Слова Семена задели дедушку. Его и без того удручало, что шапки ему приходилось шить с суконным верхом, а не с кожаным, с ушами из овчины, а не из каракуля. Каракуль и кожу сейчас достать было трудно, они проникали в город темным путем, а дедушка не хотел рисковать ни собой, ни нами — нашим благополучием, а точнее, возможностью исполнить то, что он обещал отцу.

А однажды на базаре он дал мне шапку, чтобы я поносил ее и, конечно, если удастся, нашел покупателя — сам он обычно сидел у заборчика под навесом и даже не всегда раскрывал чемодан, в котором были сложены шапки. Злые языки язвили, что, дескать, шапочник из жадности не дает свой товар маклерам, а приучает торговать малолетнего внука. Ручаюсь, что это была неправда. Он, как я теперь понимаю, заметил блеск в моих глазах — блеск назревающего призвания — ведь я рос в городке торговцев и кустарей, и хотя городок хирел в этом своем качестве, но в ритмах и сутолоке базара еще сохранялся его привлекательный, заражающий романтический дух риска, удальства, предощущения удачи. Так вот, я думаю, что дедушка угадал мою взволнованность и ему было приятно, что его дело может заинтересовать, завлечь мальчишку, хотя, повторяю, он и не хотел для меня такого будущего.

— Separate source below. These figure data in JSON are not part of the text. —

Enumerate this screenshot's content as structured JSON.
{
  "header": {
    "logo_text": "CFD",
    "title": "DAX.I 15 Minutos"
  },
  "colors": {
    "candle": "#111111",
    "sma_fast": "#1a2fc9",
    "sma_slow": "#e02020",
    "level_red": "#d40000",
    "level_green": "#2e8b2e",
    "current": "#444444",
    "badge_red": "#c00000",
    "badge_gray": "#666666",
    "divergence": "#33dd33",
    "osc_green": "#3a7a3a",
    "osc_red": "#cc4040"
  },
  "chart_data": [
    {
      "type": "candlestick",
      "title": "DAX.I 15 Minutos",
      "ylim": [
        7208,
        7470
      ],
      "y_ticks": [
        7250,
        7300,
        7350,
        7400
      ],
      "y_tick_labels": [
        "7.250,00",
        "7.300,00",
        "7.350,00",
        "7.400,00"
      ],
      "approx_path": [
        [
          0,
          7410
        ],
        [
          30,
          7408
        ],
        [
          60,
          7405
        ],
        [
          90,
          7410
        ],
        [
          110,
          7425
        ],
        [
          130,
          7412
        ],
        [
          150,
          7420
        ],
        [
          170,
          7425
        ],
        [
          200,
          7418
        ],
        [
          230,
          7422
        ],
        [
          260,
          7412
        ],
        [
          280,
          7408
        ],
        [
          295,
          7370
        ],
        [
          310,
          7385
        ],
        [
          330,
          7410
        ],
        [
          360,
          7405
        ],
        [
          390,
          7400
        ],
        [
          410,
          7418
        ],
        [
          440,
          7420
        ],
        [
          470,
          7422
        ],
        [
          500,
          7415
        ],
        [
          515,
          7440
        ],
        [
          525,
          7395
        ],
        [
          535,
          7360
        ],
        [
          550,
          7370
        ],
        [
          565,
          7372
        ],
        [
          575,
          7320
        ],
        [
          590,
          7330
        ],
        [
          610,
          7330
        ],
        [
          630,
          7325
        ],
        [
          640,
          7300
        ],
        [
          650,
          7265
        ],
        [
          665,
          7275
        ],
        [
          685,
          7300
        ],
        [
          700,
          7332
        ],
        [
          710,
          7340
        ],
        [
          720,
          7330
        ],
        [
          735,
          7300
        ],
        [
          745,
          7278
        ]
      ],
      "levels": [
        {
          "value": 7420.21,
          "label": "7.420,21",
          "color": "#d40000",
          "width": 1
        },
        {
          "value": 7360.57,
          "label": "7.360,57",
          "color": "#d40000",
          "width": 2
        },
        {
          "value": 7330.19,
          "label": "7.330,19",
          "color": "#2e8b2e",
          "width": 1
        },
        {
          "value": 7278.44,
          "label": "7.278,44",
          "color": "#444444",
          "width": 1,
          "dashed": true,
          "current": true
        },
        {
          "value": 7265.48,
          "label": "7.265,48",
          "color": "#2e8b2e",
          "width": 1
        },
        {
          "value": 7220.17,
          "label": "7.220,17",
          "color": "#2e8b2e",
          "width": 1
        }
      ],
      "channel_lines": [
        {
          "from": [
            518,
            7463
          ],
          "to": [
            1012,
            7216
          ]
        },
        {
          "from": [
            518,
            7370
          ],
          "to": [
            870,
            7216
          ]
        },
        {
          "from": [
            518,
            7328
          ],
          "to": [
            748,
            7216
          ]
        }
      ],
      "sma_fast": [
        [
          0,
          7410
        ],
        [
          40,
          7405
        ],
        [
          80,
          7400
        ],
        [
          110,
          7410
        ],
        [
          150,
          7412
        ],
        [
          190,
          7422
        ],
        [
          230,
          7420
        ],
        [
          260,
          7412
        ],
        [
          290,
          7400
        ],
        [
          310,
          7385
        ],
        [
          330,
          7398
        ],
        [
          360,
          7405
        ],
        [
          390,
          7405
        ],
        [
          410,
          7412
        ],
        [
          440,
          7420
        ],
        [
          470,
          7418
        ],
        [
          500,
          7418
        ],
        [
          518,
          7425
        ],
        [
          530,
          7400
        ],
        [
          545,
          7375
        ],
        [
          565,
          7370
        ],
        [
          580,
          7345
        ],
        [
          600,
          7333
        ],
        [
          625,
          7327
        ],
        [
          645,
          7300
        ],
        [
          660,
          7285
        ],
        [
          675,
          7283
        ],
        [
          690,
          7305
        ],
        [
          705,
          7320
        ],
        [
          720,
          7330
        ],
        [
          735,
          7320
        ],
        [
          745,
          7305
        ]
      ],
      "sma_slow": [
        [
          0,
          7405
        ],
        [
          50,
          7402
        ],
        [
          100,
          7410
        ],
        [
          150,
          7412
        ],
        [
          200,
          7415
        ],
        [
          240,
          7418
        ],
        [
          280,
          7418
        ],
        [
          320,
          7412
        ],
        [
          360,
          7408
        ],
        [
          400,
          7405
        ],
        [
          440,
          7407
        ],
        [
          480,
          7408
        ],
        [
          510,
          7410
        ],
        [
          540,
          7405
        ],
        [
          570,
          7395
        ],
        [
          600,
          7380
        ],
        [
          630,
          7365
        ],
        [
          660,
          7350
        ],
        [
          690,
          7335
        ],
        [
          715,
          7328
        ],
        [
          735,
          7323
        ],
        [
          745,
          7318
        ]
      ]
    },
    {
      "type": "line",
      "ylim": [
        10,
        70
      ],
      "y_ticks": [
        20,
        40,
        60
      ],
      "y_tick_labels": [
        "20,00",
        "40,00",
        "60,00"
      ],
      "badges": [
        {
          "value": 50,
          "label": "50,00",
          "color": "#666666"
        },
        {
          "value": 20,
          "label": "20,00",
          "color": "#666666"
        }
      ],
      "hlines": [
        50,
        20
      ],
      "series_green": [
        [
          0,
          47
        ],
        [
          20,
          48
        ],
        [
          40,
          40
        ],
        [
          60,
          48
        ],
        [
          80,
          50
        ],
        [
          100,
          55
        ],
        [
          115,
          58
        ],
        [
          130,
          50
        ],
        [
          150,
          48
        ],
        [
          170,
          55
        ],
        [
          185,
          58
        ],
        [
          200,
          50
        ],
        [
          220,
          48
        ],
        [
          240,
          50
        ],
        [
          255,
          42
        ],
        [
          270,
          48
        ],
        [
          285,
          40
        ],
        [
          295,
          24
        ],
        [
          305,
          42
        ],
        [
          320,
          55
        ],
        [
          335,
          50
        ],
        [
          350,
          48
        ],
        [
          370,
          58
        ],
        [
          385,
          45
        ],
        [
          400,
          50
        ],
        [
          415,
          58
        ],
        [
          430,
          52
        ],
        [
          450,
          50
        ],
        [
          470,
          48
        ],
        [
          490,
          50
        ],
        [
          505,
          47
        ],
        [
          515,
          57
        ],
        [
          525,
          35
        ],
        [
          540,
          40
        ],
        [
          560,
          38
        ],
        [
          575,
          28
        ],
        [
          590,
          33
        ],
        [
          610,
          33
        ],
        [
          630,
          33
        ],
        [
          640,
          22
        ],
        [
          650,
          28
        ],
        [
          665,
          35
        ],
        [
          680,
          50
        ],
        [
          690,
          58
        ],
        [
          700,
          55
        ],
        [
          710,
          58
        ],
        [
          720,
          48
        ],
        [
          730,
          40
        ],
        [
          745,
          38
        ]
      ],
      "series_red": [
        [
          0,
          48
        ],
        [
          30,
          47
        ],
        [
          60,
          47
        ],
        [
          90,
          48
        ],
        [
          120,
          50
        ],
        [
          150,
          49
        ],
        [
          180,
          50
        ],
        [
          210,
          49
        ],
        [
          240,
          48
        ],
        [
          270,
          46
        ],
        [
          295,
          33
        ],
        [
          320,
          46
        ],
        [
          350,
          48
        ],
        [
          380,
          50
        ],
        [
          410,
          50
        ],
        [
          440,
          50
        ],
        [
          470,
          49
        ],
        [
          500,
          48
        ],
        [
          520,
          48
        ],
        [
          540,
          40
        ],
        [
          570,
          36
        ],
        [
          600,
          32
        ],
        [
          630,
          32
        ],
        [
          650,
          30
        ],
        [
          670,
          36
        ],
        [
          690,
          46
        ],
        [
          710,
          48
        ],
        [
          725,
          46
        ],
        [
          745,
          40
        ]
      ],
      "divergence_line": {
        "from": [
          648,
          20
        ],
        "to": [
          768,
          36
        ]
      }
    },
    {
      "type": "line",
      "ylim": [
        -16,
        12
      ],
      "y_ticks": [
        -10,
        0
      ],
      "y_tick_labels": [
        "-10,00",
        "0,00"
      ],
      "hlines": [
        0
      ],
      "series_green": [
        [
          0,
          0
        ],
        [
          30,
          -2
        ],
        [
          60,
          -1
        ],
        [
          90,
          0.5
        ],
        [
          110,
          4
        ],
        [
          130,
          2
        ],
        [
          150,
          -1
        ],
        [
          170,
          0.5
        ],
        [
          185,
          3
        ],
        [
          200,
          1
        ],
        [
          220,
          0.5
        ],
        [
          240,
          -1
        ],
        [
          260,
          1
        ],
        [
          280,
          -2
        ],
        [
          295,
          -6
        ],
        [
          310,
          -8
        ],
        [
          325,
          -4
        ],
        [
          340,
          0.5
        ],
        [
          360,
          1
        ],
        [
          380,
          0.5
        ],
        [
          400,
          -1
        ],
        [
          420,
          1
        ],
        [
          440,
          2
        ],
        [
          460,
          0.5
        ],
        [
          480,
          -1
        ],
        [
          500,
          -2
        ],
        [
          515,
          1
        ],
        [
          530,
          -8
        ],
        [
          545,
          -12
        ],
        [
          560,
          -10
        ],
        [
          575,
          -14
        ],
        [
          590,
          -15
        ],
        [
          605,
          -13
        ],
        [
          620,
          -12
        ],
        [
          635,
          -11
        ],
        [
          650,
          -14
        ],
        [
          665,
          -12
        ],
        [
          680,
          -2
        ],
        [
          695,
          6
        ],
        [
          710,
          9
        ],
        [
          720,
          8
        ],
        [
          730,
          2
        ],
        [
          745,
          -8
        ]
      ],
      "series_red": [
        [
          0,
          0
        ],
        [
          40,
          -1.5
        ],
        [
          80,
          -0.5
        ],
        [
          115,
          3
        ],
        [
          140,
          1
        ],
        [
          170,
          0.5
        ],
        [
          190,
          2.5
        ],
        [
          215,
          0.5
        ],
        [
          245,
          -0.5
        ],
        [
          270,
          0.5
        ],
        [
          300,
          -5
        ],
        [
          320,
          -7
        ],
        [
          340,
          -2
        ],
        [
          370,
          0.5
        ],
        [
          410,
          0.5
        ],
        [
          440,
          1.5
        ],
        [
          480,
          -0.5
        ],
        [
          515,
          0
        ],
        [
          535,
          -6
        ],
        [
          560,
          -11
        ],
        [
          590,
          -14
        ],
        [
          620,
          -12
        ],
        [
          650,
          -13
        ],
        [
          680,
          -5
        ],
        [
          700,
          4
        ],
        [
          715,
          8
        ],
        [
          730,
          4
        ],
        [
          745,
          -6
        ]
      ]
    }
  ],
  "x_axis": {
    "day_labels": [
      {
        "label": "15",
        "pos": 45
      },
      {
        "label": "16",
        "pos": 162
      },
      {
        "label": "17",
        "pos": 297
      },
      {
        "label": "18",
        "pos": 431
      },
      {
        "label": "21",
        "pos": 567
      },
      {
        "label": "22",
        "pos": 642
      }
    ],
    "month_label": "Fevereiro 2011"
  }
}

Восторженный и гордый, вошел я в пестроту и тесноту базара, как фокусник, ловко подбрасывая вверх шапку и выкрикивая:

— Кому шапку! Вот хорошая шапка!..

Меня совсем не обижало, что никто не интересуется шапкой, никто не мешает моему движению в пестроту и гам воскресного базара, не мешает дотошной приглядкой и скучной торговлей.

Но — когда, видно, я был особенно ослеплен — меня вдруг окликнул, а потом мягко, по и крепко прихватил за руку высокий сухой дядька.

— Купите шапку, — торопливо сказал я. Меня смутило то, что я не заметил его и не предложил шапку, прежде чем он увидел меня и остановил.

Он смотрел на меня долго и пристально и наконец спросил, будто бы тоже смущаясь:

— Ты думаешь, у меня нет шапки, если я не надел ее?

— О-о! — удивился я. — Кто же летом надевает шапку? А шапку надо покупать сейчас, потому что зимой вы можете и не купить.

Он опять долго и пристально смотрел на меня, затем пошел, ничего не сказав и не оглянувшись ни разу.

Когда я вернулся к дедушке, он складывал в фанерный чемодан шапки. Движения его были поспешны и тревожны. Он спросил:

— Что тебе говорил фининспектор?

Так я впервые услышал слово «фининспектор» и увидел его самого, но это был не тот, с которым у дедушки позже завязались долгие и странные отношения.